How important is good air quality?

Teachers' refusal to work highlights issue, expert reveals what technologies are most effective

How important is good air quality?

COVID-19 has changed the world in the past couple of years, and we’re still dealing with the health crisis. But it did shine a lot on the quality of air people breathe at the workplace.

“The COVID 19 virus, prior to that, people had some idea as to air ventilation and systems and fresh air supply into buildings, but there wasn't a lot of attention to it,” Konrad Seemann, of PL Energy Services, told Canadian Occupational Safety (COS).

“Now, there is a lot of attention on the air quality in buildings, because they realize there's a direct relation between the air quality in the building and health of its occupants. And so, because of this, there's been a lot of movement in this industry.”

Read more: Air quality huge concern among employees returning to work

While a lot of workers in different industries are concerned about the virus, teachers in schools were among the most vocal. For the week of January 17 this year alone, there were 11 documented work refusals in Ontario’s education sector, according to the Labour Ministry. Maintaining good air quality in schools is vital, said Seemann.

“In school settings, it's really important because we have large concentrations of people in those rooms. [It’s really important] for us to be looking at how can we effectively deactivate bacteria or any viruses that are moving through our air handling system, so that we're sure that the air that we're providing to the space is the best quality possible.”

HVAC systems

In a ventilation system, there's a certain amount of air that gets pulled back from the various spaces in the building, that goes through an air filtration, and then a heating or cooling coil, and that’s then redistributed into the building, explains Seemann.

However, some air quality managers are just using the wrong technology at times, he says.

“Early on… most people were installing MERV 8 filters which aren’t as effective at stopping bacteria or sneeze nuclide. So, when those systems pull back from a space that may have sneeze nuclide from someone that’s sick, there’s potential for that to be redistributed into the air system throughout the building and possibly infect people or possibly cause issues because of low air quality.”

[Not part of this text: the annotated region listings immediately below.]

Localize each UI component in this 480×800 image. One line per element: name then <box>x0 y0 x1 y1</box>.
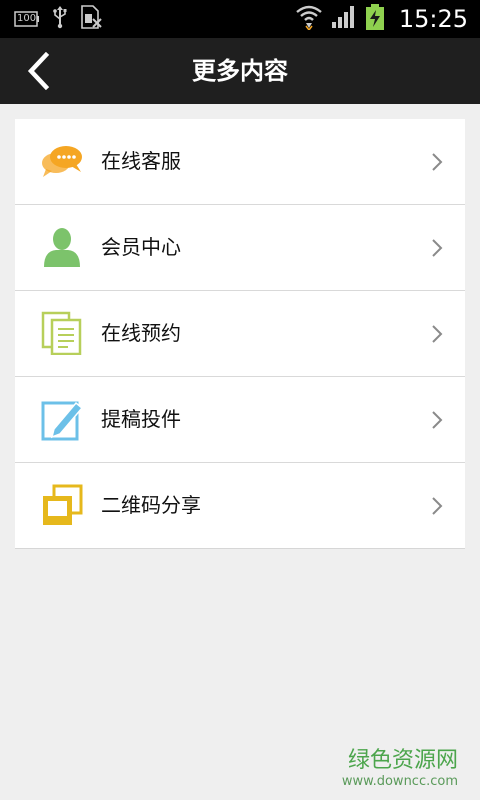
menu-item-member-center[interactable]: 会员中心 <box>15 204 465 290</box>
watermark: 绿色资源网 www.downcc.com <box>342 748 458 790</box>
chat-bubble-icon <box>40 139 84 183</box>
status-bar: 100 15:25 <box>0 0 480 38</box>
status-time: 15:25 <box>398 5 468 33</box>
chevron-right-icon <box>431 152 443 172</box>
wifi-icon <box>295 4 323 34</box>
watermark-url: www.downcc.com <box>341 774 458 789</box>
edit-icon <box>40 397 84 441</box>
watermark-title: 绿色资源网 <box>347 748 458 773</box>
chevron-right-icon <box>431 496 443 516</box>
signal-icon <box>331 5 357 33</box>
user-icon <box>40 225 84 269</box>
menu-item-label: 二维码分享 <box>101 493 201 517</box>
battery-level-label: 100 <box>17 13 37 24</box>
sim-icon <box>80 5 102 33</box>
usb-icon <box>52 5 68 33</box>
chevron-right-icon <box>431 238 443 258</box>
battery-charging-icon <box>365 3 385 35</box>
menu-item-label: 会员中心 <box>101 235 181 259</box>
page-title: 更多内容 <box>192 57 288 85</box>
menu-item-online-booking[interactable]: 在线预约 <box>15 290 465 376</box>
menu-item-label: 在线客服 <box>101 149 181 173</box>
menu-item-label: 提稿投件 <box>101 407 181 431</box>
menu-item-submit-manuscript[interactable]: 提稿投件 <box>15 376 465 462</box>
menu-list: 在线客服 会员中心 在线预约 提稿投件 二维码分享 <box>15 119 465 549</box>
document-copy-icon <box>40 311 84 356</box>
battery-level-icon: 100 <box>14 10 40 28</box>
menu-item-qrcode-share[interactable]: 二维码分享 <box>15 462 465 548</box>
menu-item-online-service[interactable]: 在线客服 <box>15 119 465 204</box>
title-bar: 更多内容 <box>0 38 480 104</box>
chevron-right-icon <box>431 410 443 430</box>
photo-stack-icon <box>40 483 84 527</box>
menu-item-label: 在线预约 <box>101 321 181 345</box>
chevron-right-icon <box>431 324 443 344</box>
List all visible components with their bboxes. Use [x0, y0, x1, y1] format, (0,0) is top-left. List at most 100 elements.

Read more: Some teachers refusing to work because of COVID-19 concerns

Handling air quality in a school setup, said Seemann, is pretty much similar to handling it in an office setup.

“The same types of methods of filtering that air are going to work in the various scenarios,” he said.

And there are technologies that people can turn to, he said, with UV lighting being one of them. “UVC wavelength is able to attack the microorganisms on a molecular level, deactivating and destroying the contaminants in the air.”

MERV 13 or higher filters are also able to filter down to the 0.3 to one micron particle size, “which allows it to remove the various dusts, bacteria, sneeze nuclide out of that air distribution system.”

And maintaining the amount of fresh air. “It's important to measure the CO2 level and CO2, it's a good measure in a building as to when additional fresh air needs to be supplied to the space. So, typically, we're trying to keep CO2 levels in a space around 800 parts per million or less.”

Read more: Return to Work: Why employers must ensure high air quality


Air quality managers, however, must also not forget to observe proper maintenance of these technologies. Air filters, Seemann said, must typically be replaced quarterly, for example.

“One of the measures that they've done before with air filters is how much airflow are you getting across that filter. And when that air filter starts to become plugged, that's when it's time to change.

“When you get to the MERV 13 level filters, you are filtering down to a much higher level, so it's catching a lot more in the air. Meaning that replacements of those filters are going to have to happen more frequently. And typically, that's happening right now on a quarterly basis.”

This however, still depends on a lot of factors, he said.

Building occupants

Maintaining air quality is really the job of air quality manager, building managers and employers. But workers can also do their part.

“Keeping your workspace clean of dust, dirt and debris is one method” that workers can help with, said Seemann. Raising concerns is another.

“As an individual that's working at your desk in the space, there's not a ton that you can do to change the air that's coming out of the diffuser in the ceiling above you. But again, bringing that to the attention of the people that are operating your building… and asking the questions [about] what are we doing in the building to address these issues [is important]. It's really key that these conversations happen because these conversations are what drives the industry to move in those directions.”